What do you think about the outliers? Are they more likely to be unusual diamonds or data entry errors?
Hints (click here)
-
Make a scatterplot with
geom_point()
. -
Zoom in on the area with most points, to get a better feel for the overall relationship between
y
andz
. -
Could a diamond with a value of
y
larger than 20 just be a very large diamond? Or does the corresponding value forz
, and the overall relationship betweeny
andz
make it more likely that they are outliers?
Solution (click here)
Let’s start with a simple scatterplot with all data and default axis limits:
ggplot(data = diamonds,
mapping = aes(x = z, y = y)) +
geom_point()
Phew! There are definitely some striking outliers. Let’s zoom in on the main cloud of points:
ggplot(data = diamonds,
mapping = aes(x = z, y = y)) +
geom_point() +
coord_cartesian(xlim = c(0, 10), ylim = c(0, 15))
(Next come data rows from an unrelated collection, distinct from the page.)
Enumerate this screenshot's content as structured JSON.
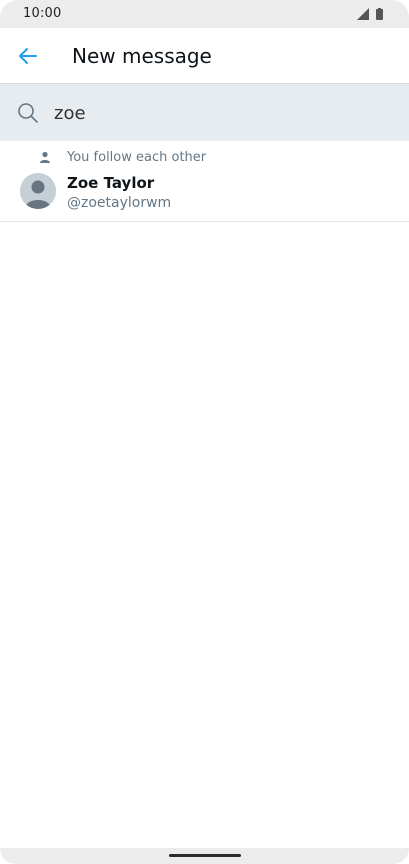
{
  "status_bar": {
    "time": "10:00",
    "icons": [
      "signal-icon",
      "battery-icon"
    ]
  },
  "app_bar": {
    "title": "New message",
    "back_icon": "arrow-left-icon",
    "accent_color": "#1da1f2"
  },
  "search": {
    "icon": "search-icon",
    "value": "zoe",
    "background": "#e6ecf0"
  },
  "results": [
    {
      "context_icon": "person-icon",
      "context": "You follow each other",
      "display_name": "Zoe Taylor",
      "handle": "@zoetaylorwm",
      "avatar_icon": "default-avatar-icon"
    }
  ]
}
That looks like an overall very tight correlation between width (y
) and depth (z
).
Therefore, the outliers of y
and z
don’t just seem to represent very large or very small diamonds, and are likely data entry errors or something along those lines.
Exercise 4 (bonus)
Explore the distribution of carat
. Specifically, compare the number of diamonds of 0.99 (and a little less) carat and those of 1 (and a little more) carat? What do you think is the cause of the difference?
Hints (click here)
-
Make a histogram (
geom_histogram()
) forcarat
, and optionally zoom in to the area around 1. -
Use
filter()
andcount()
to specifically check out the diamond counts with a carat of around 1.
Solution (click here)
We can start by simply making a histogram for carat
:
ggplot(data = diamonds,
mapping = aes(x = carat)) +
geom_histogram(binwidth = 0.01)
That’s a weird pattern, with a bunch of peaks and valleys! Let’s just show the area around a carat of 1
:
diamonds %>%
filter(carat > 0.9, carat < 1.1) %>%
ggplot(mapping = aes(x = carat)) +
geom_histogram(binwidth = 0.01)
There’s clearly a big uptick around 1
, but checking out the raw counts would make it easier to answer the original question:
diamonds %>%
filter(carat > 0.9, carat < 1.1) %>%
count(carat)
#> # A tibble: 19 × 2
#> carat n
#> <dbl> <int>
#> 1 0.91 570
#> 2 0.92 226
#> 3 0.93 142
#> 4 0.94 59
#> 5 0.95 65
#> 6 0.96 103
#> 7 0.97 59
#> 8 0.98 31
#> 9 0.99 23
#> 10 1 1558
#> 11 1.01 2242
#> 12 1.02 883
#> 13 1.03 523
#> 14 1.04 475
#> 15 1.05 361
#> 16 1.06 373
#> 17 1.07 342
#> 18 1.08 246
#> 19 1.09 287
There are suspiciously few diamonds with a carat of 0.99 (and, to a lesser extent, with a carat anywhere above 0.9): could there be some rounding-up going on?